Oder will sie kritische Bürger erziehen, die in der Lage sind, die kulturellen Folgen der gesellschaftlichen Digitalisierung zu reflektieren? In letzterem Falle muss man über das Erlernen der Funktionsweise digitaler Medien hinausgehen und auch über sie reden, was nicht per se den Einsatz digitaler Medien als Unterrichtsmittel voraussetzt.

Zur Person:

Prof. Dr. Roberto Simanowski studierte Deutsch und Geschichte auf Lehramt, promovierte 1996 in der Literatur- und habilitierte 2011 in der Medienwissenschaft. Seine Forschungsgebiete sind Postmodernismus, Multikulturalismus, Ästhetik und Kultur digitaler Medien. Nach Forschungsaufenthalten an der Harvard University und University of Washington hatte er seit 2003 Professuren an der Brown University in Providence, USA, der Universität Basel und der City University of Hong Kong inne.

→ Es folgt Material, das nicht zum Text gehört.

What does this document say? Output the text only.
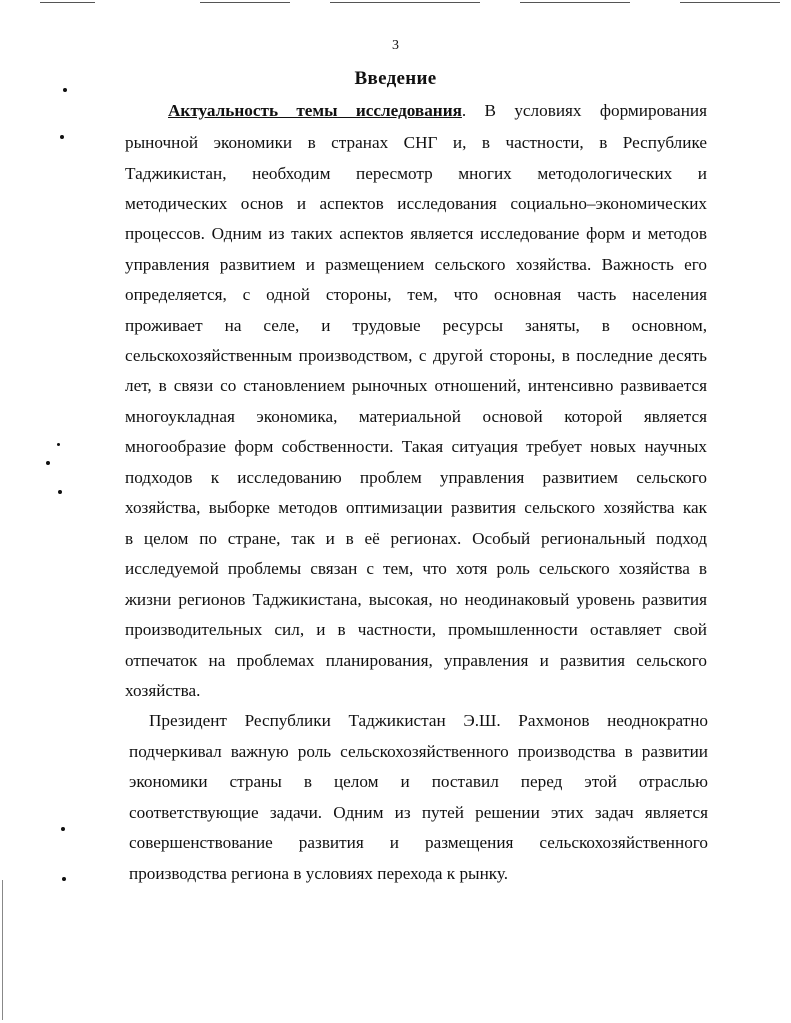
3
Введение
Актуальность темы исследования. В условиях формирования
рыночной экономики в странах СНГ и, в частности, в Республике
Таджикистан, необходим пересмотр многих методологических и
методических основ и аспектов исследования социально–экономических
процессов. Одним из таких аспектов является исследование форм и методов
управления развитием и размещением сельского хозяйства. Важность его
определяется, с одной стороны, тем, что основная часть населения
проживает на селе, и трудовые ресурсы заняты, в основном,
сельскохозяйственным производством, с другой стороны, в последние десять
лет, в связи со становлением рыночных отношений, интенсивно развивается
многоукладная экономика, материальной основой которой является
многообразие форм собственности. Такая ситуация требует новых научных
подходов к исследованию проблем управления развитием сельского
хозяйства, выборке методов оптимизации развития сельского хозяйства как
в целом по стране, так и в её регионах. Особый региональный подход
исследуемой проблемы связан с тем, что хотя роль сельского хозяйства в
жизни регионов Таджикистана, высокая, но неодинаковый уровень развития
производительных сил, и в частности, промышленности оставляет свой
отпечаток на проблемах планирования, управления и развития сельского
хозяйства.
Президент Республики Таджикистан Э.Ш. Рахмонов неоднократно
подчеркивал важную роль сельскохозяйственного производства в развитии
экономики страны в целом и поставил перед этой отраслью
соответствующие задачи. Одним из путей решении этих задач является
совершенствование развития и размещения сельскохозяйственного
производства региона в условиях перехода к рынку.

Er ist Gründer und Herausgeber des Journals für Kunst und Kultur digitaler Medien dichtung-digital (1999-2014) und schreibt für ZEIT ONLINE und NZZ. Er ist Autor von 11 Monografien, darunter: Digitale Medien in der Erlebnisgesellschaft. Kultur – Kunst – Utopie (Rowohlts Enzyklopädie 2008), Abfall. Das alternative ABC der neuen Medien (Matthes & Seitz 2017; zugleich MIT Press 2018), Stumme Medien. Vom Verschwinden der Computer in Bildung und Gesellschaft (Matthes & Seitz 2018) und Das Ende der Kreidezeit (Artikel in der NZZ vom 23. Juli 2018).

Infos zur Veranstaltung:

Im Fokus der 24. Fachtagung des Forums Medienpädagogik der BLM stand das Thema „Digitalisierte Bildung – Automatisierte Kinder? Neue Medien in Bildungsprozessen“. Die Fachtagung zeigte, wie digitale Medien Lernprozesse verändern können und welche altersbezogenen Kompetenzen junge Menschen für die Nutzung mitbringen sollten. Expertinnen und Experten gaben den Besuchern Tipps zum reflektierten Einsatz von Medien im pädagogischen Alltag.